Chris Mantle ANutr, Senior Food and Health Development Worker, is our guest blogger this week. Chris is a member of our cooking skills study group and runs regular cooking courses for Edinburgh Community Food. Chris gives his thoughts on the benefits of not always being the perfect cook when running community cooking courses.

‘Having grown up – essentially an 80’s child – on a diet of frozen burgers, oven chips and peas, proper cooking seemed like an impenetrable dark art. On the rare occasions I saw a cookery programme on the telly it all looked very precise, with funny little spoons for measuring things, scales for weighing, enormous sharp knives and mathematically precise timings and temperatures. My grandmother’s kitchen was no more inviting and seemed to be from a bygone era. It had various implements which looked medieval and warlike: meat pulverisers, a mincing machine, carvers, machetes, an antique tin opener that had to be hammered into the tin and, sometimes, a terrifying enamel bowl full of blood and offal. Between the telly programmes and my Nan’s intimidating kitchen I was really put off cooking. My own abilities extended no further than baked beans on toast, burgers and oven chips but this kept me well enough fed so why bother with the rest of it?
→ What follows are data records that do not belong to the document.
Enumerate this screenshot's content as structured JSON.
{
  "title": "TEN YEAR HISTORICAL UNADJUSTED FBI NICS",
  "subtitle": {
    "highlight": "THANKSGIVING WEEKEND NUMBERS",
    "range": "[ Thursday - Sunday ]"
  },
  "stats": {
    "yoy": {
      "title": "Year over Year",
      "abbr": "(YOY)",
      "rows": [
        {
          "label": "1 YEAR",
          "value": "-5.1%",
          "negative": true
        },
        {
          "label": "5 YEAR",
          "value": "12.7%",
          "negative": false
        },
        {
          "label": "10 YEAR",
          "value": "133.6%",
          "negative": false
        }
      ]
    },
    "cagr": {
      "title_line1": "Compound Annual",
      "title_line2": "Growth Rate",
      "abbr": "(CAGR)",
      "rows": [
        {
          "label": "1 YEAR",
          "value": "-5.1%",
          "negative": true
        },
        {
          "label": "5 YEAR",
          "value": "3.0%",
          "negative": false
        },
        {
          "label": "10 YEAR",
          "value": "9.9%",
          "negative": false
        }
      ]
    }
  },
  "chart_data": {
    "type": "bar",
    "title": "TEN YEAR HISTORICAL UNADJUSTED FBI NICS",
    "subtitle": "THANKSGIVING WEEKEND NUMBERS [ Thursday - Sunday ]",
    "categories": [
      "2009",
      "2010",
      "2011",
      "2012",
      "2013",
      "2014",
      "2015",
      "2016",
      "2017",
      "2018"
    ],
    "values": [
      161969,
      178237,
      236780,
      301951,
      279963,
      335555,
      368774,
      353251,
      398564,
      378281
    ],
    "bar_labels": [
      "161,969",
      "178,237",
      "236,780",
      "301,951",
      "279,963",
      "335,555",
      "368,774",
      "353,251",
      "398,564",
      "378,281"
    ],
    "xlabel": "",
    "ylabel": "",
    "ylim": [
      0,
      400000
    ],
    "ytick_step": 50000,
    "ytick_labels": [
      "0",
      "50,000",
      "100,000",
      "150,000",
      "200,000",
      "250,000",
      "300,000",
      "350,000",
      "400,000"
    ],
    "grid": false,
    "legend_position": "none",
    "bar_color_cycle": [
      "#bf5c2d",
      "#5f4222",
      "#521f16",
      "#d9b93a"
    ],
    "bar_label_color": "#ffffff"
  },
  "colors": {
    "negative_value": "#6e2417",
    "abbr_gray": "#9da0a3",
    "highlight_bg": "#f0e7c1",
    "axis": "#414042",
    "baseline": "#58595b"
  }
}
This changed when I left home for university. It was, of course, the love and guidance (exasperation, more like) of a good woman plus suddenly having to pay for my own shopping that got me over my recalcitrance. Fast forward twenty-odd years and everything is different: I cook from scratch most days and I’m not scared of it or of experimenting, nor – and I think this is important – am I worried about making a mess of things. I would never claim to be a good cook but I enjoy the process and usually (not always) enjoy the grub I’ve made.

I think one of the important things that community cooking courses do is break down this notion that cooking is an off-putting science requiring a wealth of arcane knowledge, incredible precision and forensic knife skills. Who hasn’t watched participants gingerly sprinkle minute amounts of cumin into a teaspoon as if it’s radioactive, before nervously asking: is that too much? Or people painstakingly chopping veg into identical and perfect tiny little pieces? Or who has been told: I tried to make that chicken curry last night but couldn’t as I didn’t have any chicken?

In our cooking groups we discuss things like adapting recipes and ingredients to what’s available. No chicken? No problem: here are other ideas. Or: what can we make out of the random ingredients from the back of the cupboard? Chopping? Any old how will do (as long as it’s safe!). Or with spices: always encouraging participants with a ‘don’t be shy, it’s not arsenic!’

But I also think that making mistakes, yes mistakes, is important. At the start I let the group know: “Yes, I like cooking and I do it most days. But I’m no chef, I just like doing it. I make mistakes, I burn my food and sometimes it’s just not very nice. And that’s fine….” OK, so TV chefs never make mistakes (apart from in hygiene but that’s another blog…). The rest of us are, however, human and have no need of or desire to be a perfectionist. Part of putting a group at ease is being not only approachable and welcoming but also human and fallible. Most weeks I’ll forget some core ingredient: I’ve left the meat in the fridge at work; I’ve brought an empty spice jar; the recipes are still sitting in the photocopier. The challenge for the group – generally after a chuckle or eye roll at my expense – is how do we adapt? Because at home when we cook more often than not adapt we must.

And then there’s the rice. Having had a rice cooker for years I have completely lost the ability of cooking rice without either burning it or turning it into porridge. There has been more than one apology to the group!

The message is: cook, experiment, make mistakes, muck-up sometimes but mostly: don’t worry and have fun! What’s important is that we don’t get hung up on precise measurements, following recipes to the letter, missing out ingredients or completely messing-up from time to time. Being an amateur isn’t an excuse to avoid cooking: it’s a reason to relax and enjoy ourselves.’